Jeder Bewohner kann sich ganz nach seinen Bedürfnissen in seine Privatsphäre zurückziehen oder am Gemeinschaftsleben mit gemeinsamen Mahlzeiten und abwechslungsreichen Beschäftigungsangeboten teilnehmen. Dazu gehören Lesestunden, Seniorengymnastik, Singen und Musizieren, Heimatgeschichte, der gemeinsame Spaziergang auf den Wochenmarkt und vieles mehr. Lebendige Kommunikation zwischen Jung und Alt ist gewollt.

7. Da sein für Angehörige

Mit Angehörigen und anderen engen Bezugspersonen arbeiten wir eng zusammen.
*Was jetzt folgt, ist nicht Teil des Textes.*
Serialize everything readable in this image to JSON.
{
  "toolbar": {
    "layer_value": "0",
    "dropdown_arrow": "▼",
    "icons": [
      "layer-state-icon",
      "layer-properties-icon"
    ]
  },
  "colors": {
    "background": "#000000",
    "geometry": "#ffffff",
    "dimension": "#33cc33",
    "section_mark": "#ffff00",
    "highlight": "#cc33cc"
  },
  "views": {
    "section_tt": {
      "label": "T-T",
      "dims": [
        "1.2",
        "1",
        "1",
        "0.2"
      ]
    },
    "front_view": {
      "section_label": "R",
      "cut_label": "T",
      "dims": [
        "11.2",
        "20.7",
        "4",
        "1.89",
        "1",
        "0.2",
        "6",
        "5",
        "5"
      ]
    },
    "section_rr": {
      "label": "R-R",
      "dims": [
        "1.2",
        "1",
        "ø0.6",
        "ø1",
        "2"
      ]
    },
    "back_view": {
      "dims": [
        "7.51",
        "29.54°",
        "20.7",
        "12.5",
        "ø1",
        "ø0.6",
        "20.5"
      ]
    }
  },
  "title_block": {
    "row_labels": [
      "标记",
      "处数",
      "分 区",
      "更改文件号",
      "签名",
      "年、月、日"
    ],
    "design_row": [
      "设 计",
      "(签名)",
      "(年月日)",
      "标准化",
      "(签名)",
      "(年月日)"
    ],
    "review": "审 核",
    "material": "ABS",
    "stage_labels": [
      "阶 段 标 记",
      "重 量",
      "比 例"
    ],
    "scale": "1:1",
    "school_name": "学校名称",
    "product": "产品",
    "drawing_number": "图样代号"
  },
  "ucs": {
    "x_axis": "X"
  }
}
Dazu gehört auch das „Da sein“ in schwierigen Lebenssituationen wie in der letzten Phase des Lebens. Wir wollen bei Scherkranken und Sterbenden in Zusammenarbeit mit den Ärzten und Therapeuten Schmerzen bestmöglich lindern und unseren Bewohnerinnen und Bewohnern ein würdiges Sterben, möglichst im Kreise ihrer Angehörigen bzw. anderer enger Bezugspersonen, ermöglichen.

Dieses Leitbild zu verwirklichen, ist unsere tägliche Verpflichtung.